Melissa non aveva mai dimostrato alcun interesse per Joseph dopo il divorzio. Era come se si fosse lasciata alle spalle quella vita e si rifiutasse di credere di avere un figlio. Gli aveva detto cose orribili e lui aveva già pianto le lacrime dovute a causa di quella donna, tant'è che gli insulti oramai gli scivolavano addosso e li ignorava come poteva. I giorni no, proprio come quello, erano i peggiori: Joseph si sentiva davvero il mostro che diceva.
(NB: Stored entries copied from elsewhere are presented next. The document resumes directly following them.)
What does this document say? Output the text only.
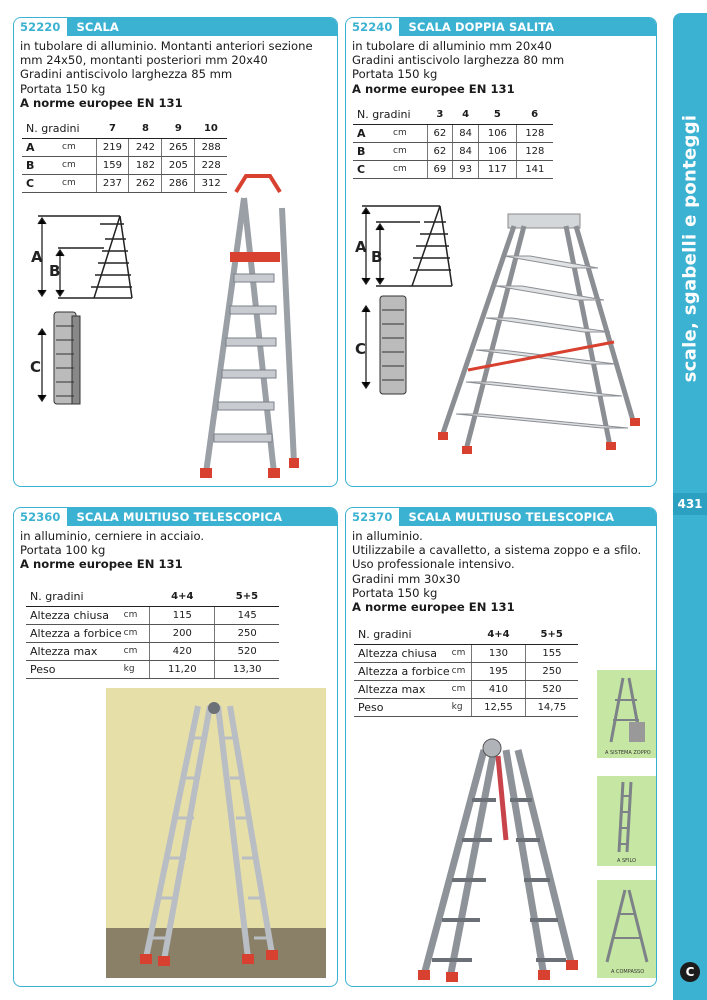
52220	SCALA
in tubolare di alluminio. Montanti anteriori sezione
mm 24x50, montanti posteriori mm 20x40
Gradini antiscivolo larghezza 85 mm
Portata 150 kg
A norme europee EN 131
N. gradini		7	8	9	10
A	cm	219	242	265	288
B	cm	159	182	205	228
C	cm	237	262	286	312
A
B
C
52240	SCALA DOPPIA SALITA
in tubolare di alluminio mm 20x40
Gradini antiscivolo larghezza 80 mm
Portata 150 kg
A norme europee EN 131
N. gradini		3	4	5	6
A	cm	62	84	106	128
B	cm	62	84	106	128
C	cm	69	93	117	141
A
B
C
52360	SCALA MULTIUSO TELESCOPICA
in alluminio, cerniere in acciaio.
Portata 100 kg
A norme europee EN 131
N. gradini		4+4	5+5
Altezza chiusa	cm	115	145
Altezza a forbice	cm	200	250
Altezza max	cm	420	520
Peso	kg	11,20	13,30
52370	SCALA MULTIUSO TELESCOPICA
in alluminio.
Utilizzabile a cavalletto, a sistema zoppo e a sfilo.
Uso professionale intensivo.
Gradini mm 30x30
Portata 150 kg
A norme europee EN 131
N. gradini		4+4	5+5
Altezza chiusa	cm	130	155
Altezza a forbice	cm	195	250
Altezza max	cm	410	520
Peso	kg	12,55	14,75
A SISTEMA ZOPPO
A SFILO
A COMPASSO
scale, sgabelli e ponteggi
431
C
Chloe posò le mani sulla schiena di Joseph e lo fece muovere più veloce, allontanandosi dalle urla. Natalie e Sophie erano chiuse in camera della bambina e leggevano una storia, sovrastando le accuse di Melissa sul fatto che fossero degli assassini senza cuore.

«Ti faccio vedere una cosa» disse Joseph, provando ad essere gentile.

Aprì la porta della soffitta e ci salirono. Era una sala ampia, con il soffitto basso e sporco. Avevano rivestito i muri di cartongesso e aggiustato il cappotto alcuni anni prima, l'aria però continuava a puzzare di muffa, in alcuni angoli c'erano delle macchie verdi. Solo una lucina illuminava l'enorme antro e c'erano poche cose ordinate in fila, come vecchi mobili rotti, pile di libri inutili o il vecchio televisore che aveva rotto Sophie.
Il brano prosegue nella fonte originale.